C- Les modulations des appartenances

Pour l’individu comme pour n’importe quel groupe, les rencontres, positionnements, ajustements et attitudes évoluaient en surface indépendamment des mouvements de fonds que nous avons précédemment analysés. S’il a été question, jusqu’à présent, de l’étude de ce que certains nommeront les structures – mais nous n’emploierons pas ce vilain mot, préférant cent fois l’expression de principes élémentaires de vie sociale – nous aimerions montrer que rien n’était figé, ainsi que nous avons tenté de le faire depuis le début. Si les bourgeoisies savaient abandonner parfois leur mode de pensée binaire, si les Lyonnais n’étaient pas enfermés sur leur quartier et leurs relations professionnelles, si un dialogue était possible entre deux systèmes de gestion du social, pourquoi les appartenances resteraient-elles inchangées ? La concierge n’était pas uniquement la commère du quartier et l’ouvrier le représentant d’une classe. Les courants de surface rendaient possible d’incessantes reconfigurations, modulaient les appartenances – et pas seulement les appartenances sociales, mais aussi les appartenances spatiales.

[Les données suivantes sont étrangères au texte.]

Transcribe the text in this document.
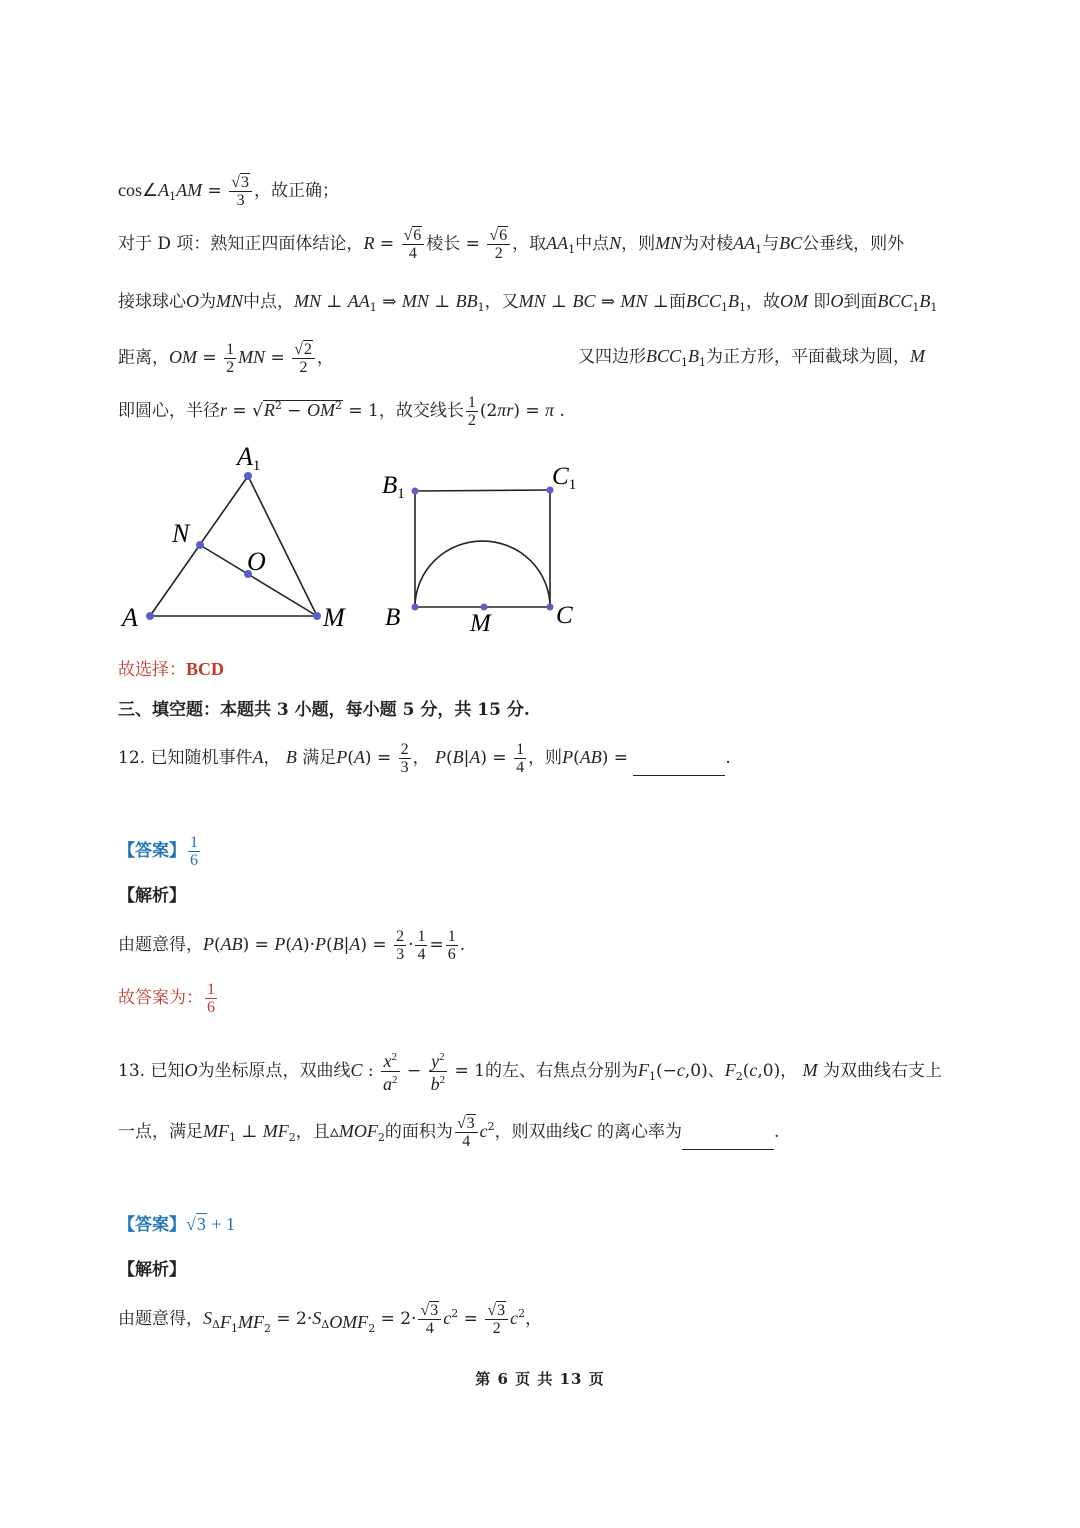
$\cos\angle A_1AM = \frac{√3}{3}$ ，故正确；
对于 D 项：熟知正四面体结论，$R = \frac{√6}{4}$ 棱长 = $\frac{√6}{2}$ ，取$AA_1$中点N，则MN为对棱$AA_1$与BC公垂线，则外
接球球心O为MN中点，MN ⊥ $AA_1$ ⇒ MN ⊥ $BB_1$，又MN ⊥ BC ⇒ MN ⊥面$BCC_1B_1$，故OM 即O到面$BCC_1B_1$
距离，OM = $\frac{1}{2}$ MN = $\frac{√2}{2}$ ，	又四边形$BCC_1B_1$为正方形，平面截球为圆，M
即圆心，半径$r = √R^2 - OM^2 = 1$，故交线长 $\frac{1}{2} (2\pi r) = \pi$ .
A1
N
O
A	M
$B_1$
$C_1$
B	M	C
故选择：BCD
三、填空题：本题共 3 小题，每小题 5 分，共 15 分.
12. 已知随机事件A， B 满足$P(A) = \frac{2}{3}$ ， $P(B|A) = \frac{1}{4}$ ，则P(AB) =	.
【答案】 $\frac{1}{6}$
【解析】
由题意得，$P(AB) = P(A)\cdot P(B|A) = \frac{2}{3} \cdot \frac{1}{4} = \frac{1}{6}$ .
故答案为： $\frac{1}{6}$
13. 已知O为坐标原点，双曲线C : $\frac{x^2}{a^2} - \frac{y^2}{b^2} = 1$的左、右焦点分别为$F_1(-c,0)$、$F_2(c,0)$， M 为双曲线右支上
一点，满足$MF_1$ ⊥ $MF_2$，且$▵MOF_2$的面积为 $\frac{√3}{4} c^2$，则双曲线C 的离心率为	.
【答案】√3 + 1
【解析】
由题意得，$S_{\Delta F_1MF_2} = 2\cdot S_{\Delta OMF_2} = 2\cdot \frac{√3}{4} c^2 = \frac{√3}{2} c^2$，
第 6 页 共 13 页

A trop vouloir ramener l’individu à une identité – sociale, religieuse, politique, ethnique, etc. – on le caricature à outrance. Pour en finir avec la stérilité scientifique du paradigme mono identitaire et préférer le concept d’individu multi identitaire, il suffit de prendre l’exemple d’une journée type d’un individu lambda. Le matin, à son travail, il appartenait à une communauté professionnelle ; employé sur les chantiers, il s’opposa, avec ses camarades, aux travailleurs italiens qui proposaient une concurrence déloyale. Il se comporta alors en tant que Français en lutte contre l’étranger. A midi, il rentra chez lui et participa fortuitement au règlement d’une rixe dans son immeuble : il appartenait à son voisinage et suivait les principes de l’autorégulation populaire. Si l’affaire se portait devant le commissaire de police, la démarche relevait d’un processus de normalisation en même temps qu’elle entérinait une appartenance spatiale (le quartier). En fin d’après-midi, il assista, avec de nombreux autres citadins, à la revue militaire place Bellecour, comme un bon Lyonnais, avant de passer la soirée en famille dans le débit tenu par son frère. On pourrait ainsi multiplier les épisodes qui scandaient une vie, ajoutant notamment les faits moins ordinaires tels que les fêtes ou les guerres. On retiendra que ces appartenances multiples se succédaient et se chevauchaient, mêlant entre elles toutes les identités possibles, sociales comme spatiales, professionnelles comme nationales. Elles se renouvelaient d’autant plus rapidement que la ville accueillait sans cesse de nouveaux arrivants et que les déménagements intra urbains étaient fréquents (l’appartenance au quartier ou à la rue était ainsi une donnée variable).

La multiplicité des appartenances reposait sur la notion essentielle d’événement. Pour s’en convaincre, quittons le domaine de l’expérience personnelle au profit du groupe, au travers de deux exemples où des communautés – de Lyonnais et de Français – faisaient front face à des intrus – les militaires et les étrangers. Ces exemples nous montrent comment la succession d’événements quotidiens ou extraordinaires entraînait les individus à se revêtir, consciemment ou non, de manière subie ou non 1628 , des habits de telle ou telle identité. A force de changer de costumes, des renversements identitaires n’étaient pas impossibles et il arrivait que ceux, que d’ordinaire tout opposait, se retrouvent à faire cause commune.

Notes
1628.

Nous avons, par exemple, remarqué que l’appartenance au groupe des Lyonnais dépendait, entre autres, des conjonctures économiques qui pouvaient momentanément éloigner certains individus en difficulté de l’identité lyonnaise. Cf. chapitre XII.